U.S. companies “still face barriers in sectors such as banking, insurance, manufacturing, multi-brand retail and infrastructure,” Geithner said at a press conference today with India’s Finance Minister Pranab Mukherjee after bilateral meetings in Washington. Still, the relationship “presents both our countries with vast untapped potential for greater trade, investment and economic opportunity,” Geithner said.
Closer ties would help American companies expand sales to India’s 1.2 billion people. India’s government wants foreign investment in infrastructure to improve its congested transportation network and ease power shortages that are limiting economic progress.
Prime Minister Manmohan Singh’s government plans to double infrastructure spending to $1 trillion in the five years through March 2017 to expand highways, ports, airports and railways. About 50 percent of the funds are expected to come from the private sector, including overseas investors, Mukherjee said.
“There is a huge opportunity” for American investors, he said.
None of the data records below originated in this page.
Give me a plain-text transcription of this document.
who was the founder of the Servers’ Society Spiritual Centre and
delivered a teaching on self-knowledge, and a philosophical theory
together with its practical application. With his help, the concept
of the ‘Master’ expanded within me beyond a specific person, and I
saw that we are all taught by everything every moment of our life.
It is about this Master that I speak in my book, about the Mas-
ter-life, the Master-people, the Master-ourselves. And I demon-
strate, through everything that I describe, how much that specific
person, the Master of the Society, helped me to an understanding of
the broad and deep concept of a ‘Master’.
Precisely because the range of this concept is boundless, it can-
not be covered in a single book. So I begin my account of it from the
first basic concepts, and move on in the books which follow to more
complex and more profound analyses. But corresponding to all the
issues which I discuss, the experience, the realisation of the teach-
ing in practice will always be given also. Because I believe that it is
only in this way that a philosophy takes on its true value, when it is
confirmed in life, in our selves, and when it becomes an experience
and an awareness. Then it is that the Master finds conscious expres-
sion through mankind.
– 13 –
He was visiting Washington to participate in the second U.S.-India Economic and Financial Partnership meetings.
Cooperation between the two countries, previously limited to mercantile exports, has expanded in recent years to areas including defense procurement, Mukherjee said. That’s why U.S. exports to India grew fourfold in the past decade, he said.
The U.S. wants India to be one of its top 10 trading partners, Geithner said in a statement today. The South Asian nation moved up to 12th last year.
The U.S. is looking for more access to industries such as financial services, education and legal services. India’s laws, aimed at protecting small-store owners, don’t yet allow foreign investment in multi-brand retail, and have limited it only to single-brand retail or wholesale operations.
Easing the “barriers, which are limiting economic growth and job creation in both our countries, would be an important step toward integrating our economies,” Geithner said. “We understand that addressing these barriers can be politically challenging, but the long-term benefits clearly outweigh the short-term challenges for both our countries.”
India on June 24 unveiled options it is considering to help investors set up infrastructure debt funds to finance road, port and power projects.
The Indian government framework for debt financing “will help encourage private investment,” Geithner said.
India is ranked 91 out of 139 countries for its infrastructure, according to the World Economic Forum’s Global Competitiveness Index. India’s deficiencies in logistics infrastructure cost the economy $45 billion, or 4.3 percent of gross domestic product, each year, according to McKinsey & Co. estimates.
Combined foreign direct investment between the two nations rose by 165 percent from 2005 to 2009.
More trade with India would also help President Barack Obama’s goal of doubling U.S. exports globally in five years, Francisco Sanchez, undersecretary of Commerce for International Trade, said in a speech at the U.S.-India Business Council in Washington on June 23. India last year became the 17th largest export market for the U.S., up from 31st in 2000, Sanchez said.
At a business forum in Washington yesterday, Geithner called for India to take more steps in opening up financial services.